Политически судьба книги Адамовича и Гранина оказалась тоже промежуточной. Книга, как, видимо, и надеялись авторы, немного расширила пространство цензурно дозволенного в СССР. Главы из нее публиковались в периодике[599]. В 1979 году отдельным изданием вышла только первая часть произведения, основная часть текста «Блокадной книги» была напечатана в 1982 году, но и в этом издании были цензурные изъятия (вырезанные куски Гранин публиковал в прессе уже в 1990-х[600]). Первый секретарь Ленинградского обкома КПСС Григорий Романов, известный своим агрессивным отношением к любому политическому инакомыслию, считал сочинение Гранина и Адамовича «недостоверным» и, по слухам, запрещал публиковать его в Ленинграде отдельным изданием. Даже в интервью 2004 года отставной функционер обрушился с нападками на «Блокадную книгу»[601]. Она вышла в Лениздате в 1984-м — через год после того, как Романов отправился на повышение в Москву.

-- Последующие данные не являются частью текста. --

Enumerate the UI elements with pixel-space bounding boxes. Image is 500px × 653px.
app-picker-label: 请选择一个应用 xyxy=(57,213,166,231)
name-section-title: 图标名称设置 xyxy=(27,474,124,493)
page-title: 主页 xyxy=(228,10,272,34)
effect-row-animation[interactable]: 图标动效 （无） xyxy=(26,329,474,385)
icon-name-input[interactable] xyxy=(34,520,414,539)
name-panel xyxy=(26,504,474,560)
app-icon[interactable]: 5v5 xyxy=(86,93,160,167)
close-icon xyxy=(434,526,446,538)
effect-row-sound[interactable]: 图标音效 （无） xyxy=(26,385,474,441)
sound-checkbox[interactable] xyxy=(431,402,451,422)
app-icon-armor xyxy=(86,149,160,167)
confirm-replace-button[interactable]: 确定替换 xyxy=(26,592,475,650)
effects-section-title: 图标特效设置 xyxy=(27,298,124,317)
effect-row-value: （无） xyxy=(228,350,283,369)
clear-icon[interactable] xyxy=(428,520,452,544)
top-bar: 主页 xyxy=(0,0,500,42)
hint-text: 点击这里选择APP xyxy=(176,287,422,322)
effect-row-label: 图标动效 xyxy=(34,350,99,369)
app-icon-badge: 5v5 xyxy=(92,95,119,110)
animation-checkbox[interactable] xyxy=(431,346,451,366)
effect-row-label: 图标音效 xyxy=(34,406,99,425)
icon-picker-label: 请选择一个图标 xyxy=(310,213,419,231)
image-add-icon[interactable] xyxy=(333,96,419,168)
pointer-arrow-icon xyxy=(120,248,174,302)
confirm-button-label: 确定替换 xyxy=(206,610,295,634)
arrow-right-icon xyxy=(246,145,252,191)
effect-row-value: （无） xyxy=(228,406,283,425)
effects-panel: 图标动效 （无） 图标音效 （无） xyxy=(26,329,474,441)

Идейный и жанровый генезис «Блокадной книги» нуждается в дальнейшей реконструкции. В своих недавних мемуарах Гранин утверждает, что идея книги была подсказана ему Пантелеймоном Пономаренко — вероятно, психологически самым нетривиальным человеком из ближайшего окружения Сталина начала 1950-х годов. По словам Гранина, он встречался с Пономаренко в Амстердаме в начале 1960-х годов. Высокопоставленный партийный чиновник, не допущенный в «команду» Н. С. Хрушева, был отправлен послом в Нидерланды[602]. Там Пономаренко, по словам Гранина, якобы «начал работать над историей Великой Отечественной войны [где] рассматривал историю военных операций с точки зрения потерь воюющих сторон. […] При таком подходе, как убедился Пономаренко, совершенно иначе выглядят наши прославленные полководцы»[603].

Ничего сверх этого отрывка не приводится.